There are several reasons to organise assets into a trust fund: allocating assets to a minor child; managing family assets; managing assets for someone who is incapacitated; passing on assets while the grantor is alive and passing on assets as an inheritance.

How trust funds work depends on the type of trust, but broadly they allow the grantor or settler to establish the terms by which their capital is managed and who can receive it.

Types of trust funds

There are many types of trust funds, which work in different ways and have different benefits. Some of them are:

Trust Fund definition

  • Bare trust. Also known as a basic trust, it grants the beneficiary the right to receive the assets at any time if they are over the age of 18. This type of trust is typically used for a child trust fund.

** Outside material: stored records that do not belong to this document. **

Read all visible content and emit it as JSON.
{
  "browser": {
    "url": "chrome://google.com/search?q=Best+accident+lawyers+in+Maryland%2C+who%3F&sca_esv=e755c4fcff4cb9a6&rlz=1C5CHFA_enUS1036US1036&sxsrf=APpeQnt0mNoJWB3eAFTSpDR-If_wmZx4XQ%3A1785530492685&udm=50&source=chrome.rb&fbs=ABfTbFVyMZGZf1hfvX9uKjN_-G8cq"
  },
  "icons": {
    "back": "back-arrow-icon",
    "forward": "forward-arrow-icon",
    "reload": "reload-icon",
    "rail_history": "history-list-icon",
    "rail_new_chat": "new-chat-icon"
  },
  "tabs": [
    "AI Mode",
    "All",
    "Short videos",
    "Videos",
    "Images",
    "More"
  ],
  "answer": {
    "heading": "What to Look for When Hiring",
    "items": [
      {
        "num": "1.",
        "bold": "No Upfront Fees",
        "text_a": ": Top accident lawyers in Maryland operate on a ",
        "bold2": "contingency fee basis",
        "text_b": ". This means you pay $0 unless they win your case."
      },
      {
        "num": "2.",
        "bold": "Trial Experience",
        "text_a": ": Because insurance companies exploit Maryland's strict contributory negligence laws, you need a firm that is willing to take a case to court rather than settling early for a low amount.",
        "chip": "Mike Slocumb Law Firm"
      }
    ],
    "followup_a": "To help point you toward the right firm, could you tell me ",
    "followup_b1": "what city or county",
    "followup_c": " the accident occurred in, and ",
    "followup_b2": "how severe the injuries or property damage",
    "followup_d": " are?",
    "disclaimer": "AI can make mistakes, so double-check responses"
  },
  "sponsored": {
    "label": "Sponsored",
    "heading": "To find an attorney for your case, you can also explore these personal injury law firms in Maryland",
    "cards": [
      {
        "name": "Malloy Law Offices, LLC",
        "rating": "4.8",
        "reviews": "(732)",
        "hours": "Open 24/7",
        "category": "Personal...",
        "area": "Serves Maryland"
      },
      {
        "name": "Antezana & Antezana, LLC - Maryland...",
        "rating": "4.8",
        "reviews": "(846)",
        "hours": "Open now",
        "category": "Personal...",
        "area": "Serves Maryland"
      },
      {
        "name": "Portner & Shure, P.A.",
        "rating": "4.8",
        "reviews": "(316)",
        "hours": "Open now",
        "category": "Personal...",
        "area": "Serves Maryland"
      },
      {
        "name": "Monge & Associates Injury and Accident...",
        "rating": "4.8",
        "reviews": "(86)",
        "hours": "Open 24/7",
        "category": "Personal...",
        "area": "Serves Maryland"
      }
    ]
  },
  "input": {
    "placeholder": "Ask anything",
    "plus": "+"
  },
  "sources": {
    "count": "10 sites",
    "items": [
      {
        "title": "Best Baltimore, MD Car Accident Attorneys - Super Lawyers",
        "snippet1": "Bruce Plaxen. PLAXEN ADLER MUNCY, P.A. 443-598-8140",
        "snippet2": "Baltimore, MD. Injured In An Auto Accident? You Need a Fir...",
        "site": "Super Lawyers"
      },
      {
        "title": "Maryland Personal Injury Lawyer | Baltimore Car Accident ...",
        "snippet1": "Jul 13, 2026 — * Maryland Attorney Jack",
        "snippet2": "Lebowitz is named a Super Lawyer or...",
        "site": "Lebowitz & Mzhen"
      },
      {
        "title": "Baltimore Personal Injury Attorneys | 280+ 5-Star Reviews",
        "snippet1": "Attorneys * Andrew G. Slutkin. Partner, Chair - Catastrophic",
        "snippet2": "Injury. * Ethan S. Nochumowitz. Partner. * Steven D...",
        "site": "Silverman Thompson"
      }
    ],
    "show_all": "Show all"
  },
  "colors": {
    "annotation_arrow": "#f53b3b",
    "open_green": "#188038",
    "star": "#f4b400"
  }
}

  • Discretionary trust. Also known as an accumulation trust, it allows the trustee to make decisions about how the capital and income generated by the assets are used to benefit the recipients of the trust, for example, grandchildren.

  • Interest-in-possession trust. Allows the beneficiary to receive income as it is generated by the assets in the trust. For example, a spouse can receive an income for life, after which it passes to their children.

  • Mixed trust. Allows different assets within the trust to be treated in different ways – some with the terms of discretionary trusts and some as interest-in-possession. These can be used to benefit multiple children of different ages.

  • Grantor trust. Gives the grantor/settlor, or their spouse or civil partner, rights to benefit from the trust, for example, if they become ill in the future.

  • Charitable trust. Donates assets for charitable purposes free of inheritance tax and capital gains tax.

  • Living trust. Also known as a revocable trust, it gives the settlor control over their assets during their lifetime and avoids probate upon their death. Unlike an irrevocable trust, it can be changed, although it has fewer tax benefits.

  • Blind trust. A type of living trust in which the trustee has full control. The grantor and the beneficiary are not aware of the assets in the trust. Useful to avoid conflict of interest.

  • Asset protection trust. Protects the assets it contains from any claims of future creditors, lawsuits, or other claims.

  • Land trust. Manages property on behalf of the grantor and beneficiary.